Gov’t dumps former PM’s roading project that was mired in accusations of nepotism

    The Hu’akavameiliku government has dumped the former government’s controversial multi -million pa’anga roading project, Kaniva News has learned.

    Prime Minister Hu’akavameiliku

    Reliable sources told Kaniva the Hu’akavameiliku government has also scrapped the Pohiva Tu’i’onetoa government’s housing project, which included weaving, tapa making and evacuation community centres.
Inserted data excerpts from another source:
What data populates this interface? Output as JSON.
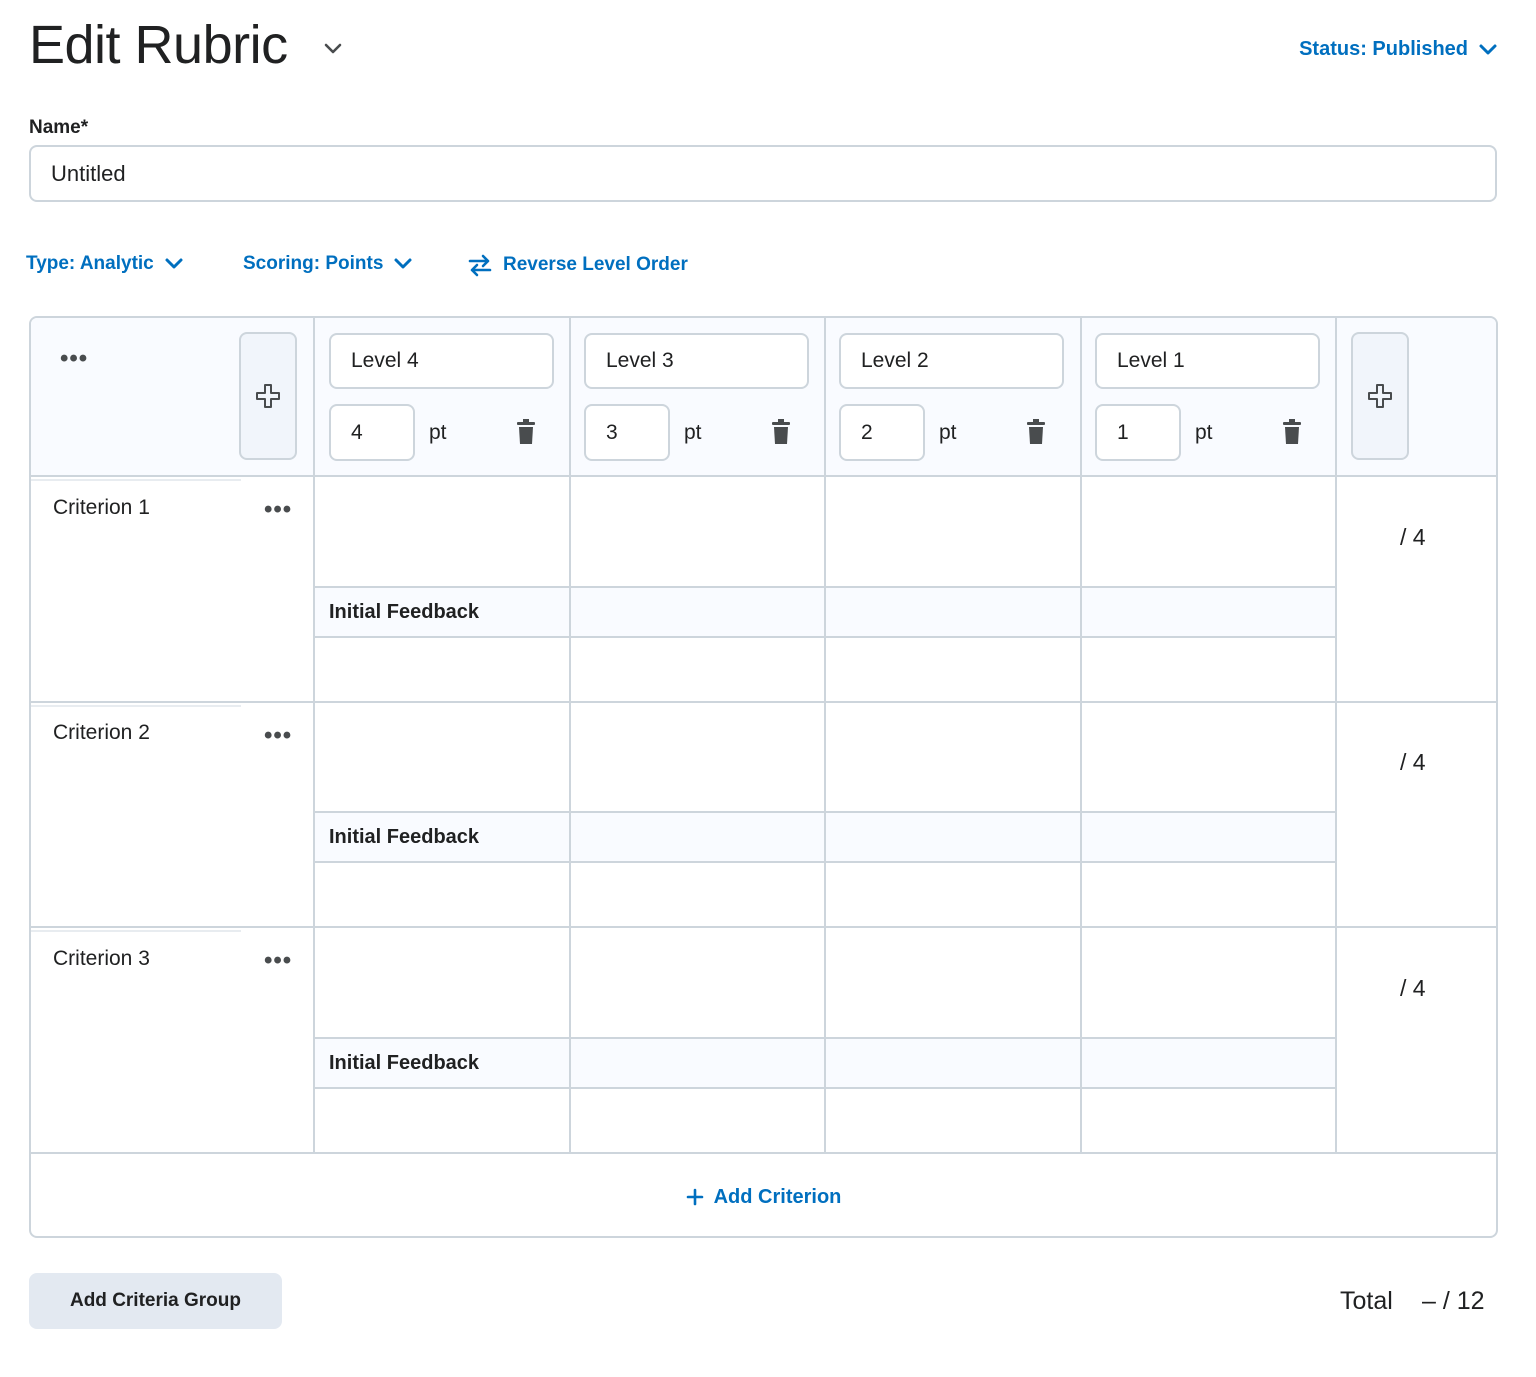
{
  "header": {
    "title": "Edit Rubric",
    "status_label": "Status: Published"
  },
  "name_field": {
    "label": "Name*",
    "value": "Untitled"
  },
  "options": {
    "type_label": "Type: Analytic",
    "scoring_label": "Scoring: Points",
    "reverse_label": "Reverse Level Order"
  },
  "levels": [
    {
      "name": "Level 4",
      "points": "4",
      "unit": "pt"
    },
    {
      "name": "Level 3",
      "points": "3",
      "unit": "pt"
    },
    {
      "name": "Level 2",
      "points": "2",
      "unit": "pt"
    },
    {
      "name": "Level 1",
      "points": "1",
      "unit": "pt"
    }
  ],
  "criteria": [
    {
      "name": "Criterion 1",
      "score": "/ 4",
      "feedback_label": "Initial Feedback"
    },
    {
      "name": "Criterion 2",
      "score": "/ 4",
      "feedback_label": "Initial Feedback"
    },
    {
      "name": "Criterion 3",
      "score": "/ 4",
      "feedback_label": "Initial Feedback"
    }
  ],
  "actions": {
    "add_criterion": "Add Criterion",
    "add_criteria_group": "Add Criteria Group"
  },
  "total": {
    "label": "Total",
    "value": "– / 12"
  },
  "colors": {
    "link": "#006fbf",
    "border": "#cdd5dc",
    "header_bg": "#f9fbff",
    "button_bg": "#e3e9f1"
  },
  "icons": [
    "chevron-down-icon",
    "swap-icon",
    "plus-icon",
    "trash-icon",
    "more-icon"
  ]
}
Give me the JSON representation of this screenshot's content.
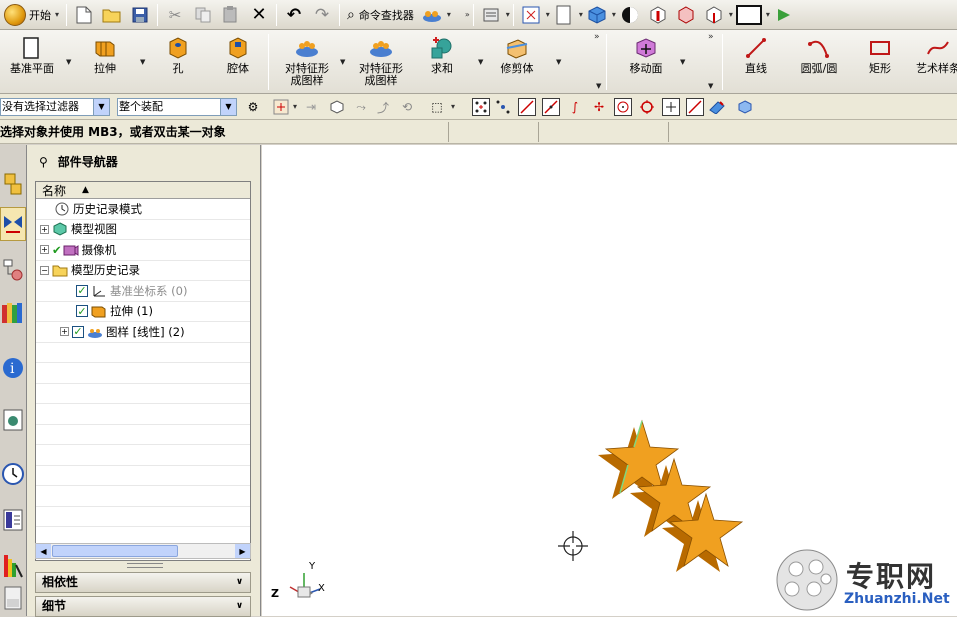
{
  "toolbar_top": {
    "start_label": "开始",
    "command_finder_label": "命令查找器"
  },
  "toolbar_main": {
    "items": [
      {
        "label": "基准平面"
      },
      {
        "label": "拉伸"
      },
      {
        "label": "孔"
      },
      {
        "label": "腔体"
      },
      {
        "label": "对特征形\n成图样"
      },
      {
        "label": "对特征形\n成图样"
      },
      {
        "label": "求和"
      },
      {
        "label": "修剪体"
      },
      {
        "label": "移动面"
      },
      {
        "label": "直线"
      },
      {
        "label": "圆弧/圆"
      },
      {
        "label": "矩形"
      },
      {
        "label": "艺术样条"
      }
    ]
  },
  "selection_bar": {
    "filter_value": "没有选择过滤器",
    "scope_value": "整个装配"
  },
  "status": {
    "message": "选择对象并使用 MB3，或者双击某一对象"
  },
  "navigator": {
    "title": "部件导航器",
    "column_name": "名称",
    "rows": [
      {
        "label": "历史记录模式"
      },
      {
        "label": "模型视图"
      },
      {
        "label": "摄像机"
      },
      {
        "label": "模型历史记录"
      },
      {
        "label": "基准坐标系 (0)"
      },
      {
        "label": "拉伸 (1)"
      },
      {
        "label": "图样 [线性] (2)"
      }
    ],
    "panel_dependencies": "相依性",
    "panel_details": "细节"
  },
  "graphics": {
    "axis_x": "X",
    "axis_y": "Y",
    "axis_z": "Z",
    "watermark_cn": "专职网",
    "watermark_en": "Zhuanzhi.Net"
  },
  "colors": {
    "star_face": "#f0a020",
    "star_side": "#b86a00",
    "star_edge": "#7fd87f",
    "selection_blue": "#c1d3fb"
  }
}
    The projects attracted a lot of criticism from the public. Many people blasted the former government for what appeared to be favouritism and nepotism involved in the way the projects were distributed. The roading project was a three-year plan set to run from 2020 until 2023. The Tu’i’onetoa government was ousted in last year’s premiership election.

    The Hu’akavameiliku government has initiated new rebuilding projects including the Hunga-Tonga-Hunga-Ha’apai volcano and tsunami rebuilding program.

    Questions are now being asked about the millions of pa’anga spent by the former government on the project. Roads in Tongatapu and  Vava’u which had been repaired, renewed and constructed under the project have been badly damaged. Critics said the damage was the result of unprofessional work, lack of upkeep and lack of serious purpose.

    Photos taken in Vava’u today seen by Kaniva News showed roads with large potholes and vehicles queuing on damaged roads with some having to cross to their opposite lanes in an attempt to avoid falling into the holes. Some of these roads were not constructed under the former government’s roading projects.

    Neiafu Town Officer Vava Lapota previously told Kaniva News that the  main roads from the capital Neiafu to Taoa and Mataika were badly damaged.

    Concerns about the merit of the project have recently emerged on social media with people, including foreign expatriates in Tonga, asking what happened to the millions of pa’anga spent in the project.

    “I was horrified how massive potholes are in Vavau right now. What happened to roading project money that ran into the millions?” a businesswoman asked on an Expats and Locals Facebook group.

    Prime Minister Pōhiva Tu’i’onetoa. Photo/Kalino Lātū (Kaniva Tonga)

    Former Opposition Leader Sēmisi Sika accused the Tu’ionetoa government of creating the roading project to benefit his friends and those who helped him win the Prime Ministership, including former Cabinet Minister ‘Etuate Lavulavu who is serving a jail term for fraud. Tu’i’onetoa had argued that the project was a public priority.

    In 2020 Hon. Sika accused the Tu’i’onetoa government of designing the tendering  process for its roading project so that contracts were given to three of its friends.

    He made the accusation in Parliament after the Minister for Finance said the government would guarantee loans from the Tonga Development Bank to three private companies which won the bid of outsourcing road work from the government.

    Prime Minister Tu’i’onetoa eventually conceded that contracts for the roading project had gone to companies with strong links to the government.

    The contractors were Island Dredging Limited, City Engineering and Construction Limited and Inter-Pacific Limited.

    The then Minister of Police, Lord Nuku, was a former Director of Island Dredging.

    Lord Nuku’s son, Faka’osifono Valevale, was the Director of Island Dredging when the contracts were issued.

    Tongan People’s Party Deputy Chairman Etuate Lavulavu was made a Director of Inter-Pacific Limited in February 2016, but was later replaced  by ‘Inoke Finau Vala.

    Opposition MPs claimed that other contractors involved in the bid for the contract were cheaper than the government’s favoured contractors.

    Kaniva News reported in April 2020 that the government claimed it could not afford to pay the market price of between TOP$190 and TOP$220 for rocks for the project and so had lawfully cancelled the procurement process.

    Hon. Tu’i’onetoa then said the government had set the price at TOP$70 for each truck load.